Well I don’t disagree with any of the counter-points raised. I still think there could be better mechanics. I think if we could just stop the DPS race mentality on all fights that might force a change for making better players.
I have never healed progression. I have tanked it, but it’s been a few expansions.
I’ve been messing around with druid, pally, and holy priest healing at 50’ish just for fun. It is true I don’t have mana issues with the druid, and mainly because I’ve healed with druid the most and know the traps all to well.
But thinking about the one encounter in the first Maldraxxus (i think) dungeon where you get the invisible adds. That fight is a piece of cake when the DPS deal with the adds, it’s terrible when it becomes a burn the boss forget the adds fight. If the adds didn’t despawn when the boss died, we would have had a complete wipe. So, maybe it’s as simple as making sure all fights can’t be solved by DPS.

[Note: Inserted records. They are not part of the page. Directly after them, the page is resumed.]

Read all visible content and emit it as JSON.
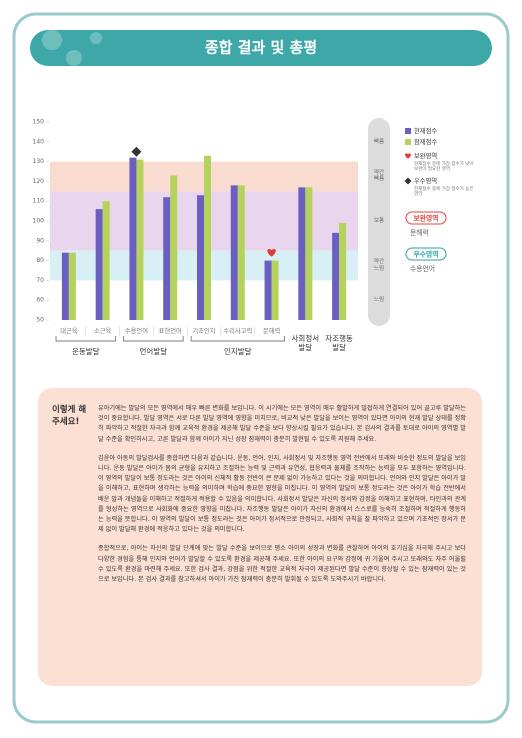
{
  "header": {
    "title": "종합 결과 및 총평"
  },
  "chart_data": {
    "type": "bar",
    "categories": [
      "대근육",
      "소근육",
      "수용언어",
      "표현언어",
      "기초인지",
      "수리사고력",
      "문해력",
      "사회정서 발달",
      "자조행동 발달"
    ],
    "groups": [
      "운동발달",
      "언어발달",
      "인지발달"
    ],
    "series": [
      {
        "name": "현재점수",
        "color": "#6a5fc1",
        "values": [
          84,
          106,
          132,
          112,
          113,
          118,
          80,
          117,
          94
        ]
      },
      {
        "name": "잠재점수",
        "color": "#b5d35a",
        "values": [
          84,
          110,
          131,
          123,
          133,
          118,
          80,
          117,
          99
        ]
      }
    ],
    "ylim": [
      50,
      150
    ],
    "yticks": [
      50,
      60,
      70,
      80,
      90,
      100,
      110,
      120,
      130,
      140,
      150
    ],
    "zones": [
      {
        "label": "빠름",
        "from": 130,
        "to": 150,
        "color": null
      },
      {
        "label": "약간 빠름",
        "from": 115,
        "to": 130,
        "color": "#f9dccf"
      },
      {
        "label": "보통",
        "from": 85,
        "to": 115,
        "color": "#ead5ef"
      },
      {
        "label": "약간 느림",
        "from": 70,
        "to": 85,
        "color": "#d8eff5"
      },
      {
        "label": "느림",
        "from": 50,
        "to": 70,
        "color": null
      }
    ],
    "highlights": [
      {
        "name": "보완영역",
        "description": "현재점수 중에 가장 점수가 낮아 보완이 필요한 영역",
        "area": "문해력",
        "value": 84,
        "shape": "heart",
        "color": "#e53935",
        "box_color": "#e0463f"
      },
      {
        "name": "우수영역",
        "description": "현재점수 중에 가장 점수가 높은 영역",
        "area": "수용언어",
        "value": 135,
        "shape": "diamond",
        "color": "#333333",
        "box_color": "#2aa3a6"
      }
    ]
  },
  "advice": {
    "heading": "이렇게 해 주세요!",
    "paragraphs": [
      "유아기에는 발달의 모든 영역에서 매우 빠른 변화를 보입니다. 이 시기에는 모든 영역이 매우 활발하게 밀접하게 연결되어 있어 골고루 발달하는 것이 중요합니다. 발달 영역은 서로 다른 발달 영역에 영향을 미치므로, 비교적 낮은 발달을 보이는 영역이 있다면 아이의 현재 발달 상태를 정확히 파악하고 적절한 자극과 함께 교육적 환경을 제공해 발달 수준을 보다 향상시킬 필요가 있습니다. 본 검사의 결과를 토대로 아이의 영역별 발달 수준을 확인하시고, 고른 발달과 함께 아이가 지닌 성장 잠재력이 충분히 발현될 수 있도록 지원해 주세요.",
      "김윤아 아동의 발달검사를 종합하면 다음과 같습니다. 운동, 언어, 인지, 사회정서 및 자조행동 영역 전반에서 또래와 비슷한 정도의 발달을 보입니다. 운동 발달은 아이가 몸의 균형을 유지하고 조절하는 능력 및 근력과 유연성, 협응력과 물체를 조작하는 능력을 모두 포함하는 영역입니다. 이 영역의 발달이 보통 정도라는 것은 아이의 신체적 활동 전반이 큰 문제 없이 가능하고 있다는 것을 의미합니다. 언어와 인지 발달은 아이가 말을 이해하고, 표현하며 생각하는 능력을 의미하며 학습에 중요한 영향을 미칩니다. 이 영역의 발달이 보통 정도라는 것은 아이가 학습 전반에서 배운 말과 개념들을 이해하고 적절하게 적용할 수 있음을 의미합니다. 사회정서 발달은 자신의 정서와 감정을 이해하고 표현하며, 타인과의 관계를 형성하는 영역으로 사회화에 중요한 영향을 미칩니다. 자조행동 발달은 아이가 자신의 환경에서 스스로를 능숙히 조절하며 적절하게 행동하는 능력을 뜻합니다. 이 영역의 발달이 보통 정도라는 것은 아이가 정서적으로 안정되고, 사회적 규칙을 잘 파악하고 있으며 기초적인 정서가 문제 없이 발달해 환경에 적응하고 있다는 것을 의미합니다.",
      "종합적으로, 아이는 자신의 발달 단계에 맞는 발달 수준을 보이므로 평소 아이의 성장과 변화를 관찰하여 아이의 호기심을 자극해 주시고 보다 다양한 경험을 통해 인지와 언어가 발달할 수 있도록 환경을 제공해 주세요. 또한 아이의 요구와 감정에 귀 기울여 주시고 또래와도 자주 어울릴 수 있도록 환경을 마련해 주세요. 또한 검사 결과, 강점을 위한 적절한 교육적 자극이 제공된다면 발달 수준이 향상될 수 있는 잠재력이 있는 것으로 보입니다. 본 검사 결과를 참고하셔서 아이가 가진 잠재력이 충분히 발휘될 수 있도록 도와주시기 바랍니다."
    ]
  }
}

And yes, harder content tends to get you better players and the problems solves itself. Maybe it’s the way it needs to be, I don’t know.
Healing is stressful AF and mana management doesn’t help. There’s so much that healers have to worry about: no one can die, dispel, move move move so you can’t use cast-time spells, oh and your DPS has to be high too. Why aren’t DPS judged on how much healing they do? This is why healers are hard to find, healing is absolutely no fun especially early in an xpac, and the fact that we are the only ones who have to worry about stuff like this really grinds my gears.
No healer that I know of has a group heal that’s spammable. This is what we healers hate - people talking like they understand healing more than the healers themselves. Go press your 3 buttons and pewpew.